From The Baltimore Sun: The woman was being treated at the station for nonlife-threatening injuries and was expected to be taken to a local hospital, according to an MTA spokeswoman [emphasis added].
The woman, this sentence tells me, has injuries that are threatening nonlife. That, of course, is nonsense, and a reader would have to be thicker than a plank to understand the phrase as other than non-life-threatening injuries, with non modifying life-threatening. Still, it’s an awkward-looking construction, and I think I know where it comes from.

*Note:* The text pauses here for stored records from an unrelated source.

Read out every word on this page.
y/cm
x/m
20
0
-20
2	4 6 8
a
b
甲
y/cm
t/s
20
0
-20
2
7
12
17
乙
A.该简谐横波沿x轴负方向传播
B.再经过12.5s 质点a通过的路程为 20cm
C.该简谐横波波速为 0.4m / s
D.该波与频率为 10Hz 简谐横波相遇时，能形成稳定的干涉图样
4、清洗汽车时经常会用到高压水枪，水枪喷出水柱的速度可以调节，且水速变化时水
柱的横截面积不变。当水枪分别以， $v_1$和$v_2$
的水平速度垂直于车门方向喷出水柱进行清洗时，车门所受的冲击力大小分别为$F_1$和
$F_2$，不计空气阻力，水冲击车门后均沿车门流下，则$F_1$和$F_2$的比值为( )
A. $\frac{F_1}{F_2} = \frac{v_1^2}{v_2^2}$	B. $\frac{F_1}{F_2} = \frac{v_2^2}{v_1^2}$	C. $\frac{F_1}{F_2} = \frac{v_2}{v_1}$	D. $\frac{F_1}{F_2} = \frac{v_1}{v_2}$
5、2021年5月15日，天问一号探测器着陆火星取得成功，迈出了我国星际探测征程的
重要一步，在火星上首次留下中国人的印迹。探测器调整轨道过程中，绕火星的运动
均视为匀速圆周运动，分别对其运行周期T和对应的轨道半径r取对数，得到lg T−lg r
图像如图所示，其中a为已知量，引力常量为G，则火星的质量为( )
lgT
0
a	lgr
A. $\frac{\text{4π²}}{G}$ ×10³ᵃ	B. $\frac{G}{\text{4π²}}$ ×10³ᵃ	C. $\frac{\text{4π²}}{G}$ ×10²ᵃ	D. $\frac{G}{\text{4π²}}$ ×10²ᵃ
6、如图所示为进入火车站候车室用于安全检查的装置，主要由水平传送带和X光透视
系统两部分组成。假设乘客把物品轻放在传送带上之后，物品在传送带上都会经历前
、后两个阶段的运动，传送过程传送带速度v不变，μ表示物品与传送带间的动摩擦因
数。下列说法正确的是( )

The Associated Press Stylebook says that the prefix non is generally attached without a hyphen. So a copy editor who applies “rules” without thinking will make sure that the reader gets nonlife-threatening.
But the AP says also to use a hyphen to avoid “awkward constructions.”
That would require judgment.
So maybe that means the decision to use nonlife-threatening was made by a nonlife-form, such as a computer...
ReplyDeleteWendalyn Nichols, who has been having trouble posting a comment, send this message:
ReplyDeleteI'd like to comment on "nonlife" by saying the following:
Whoever edited that piece might do well to get a copy of Bill Walsh's book "Lapsing Into a Comma." In his discussion of the "non-" prefix, he says, "You might say I had a nonlife before I met my future wife, but otherwise I'm at a loss to find a use for such a word."
Do copy editors get punished somehow when they commit blunders like that one?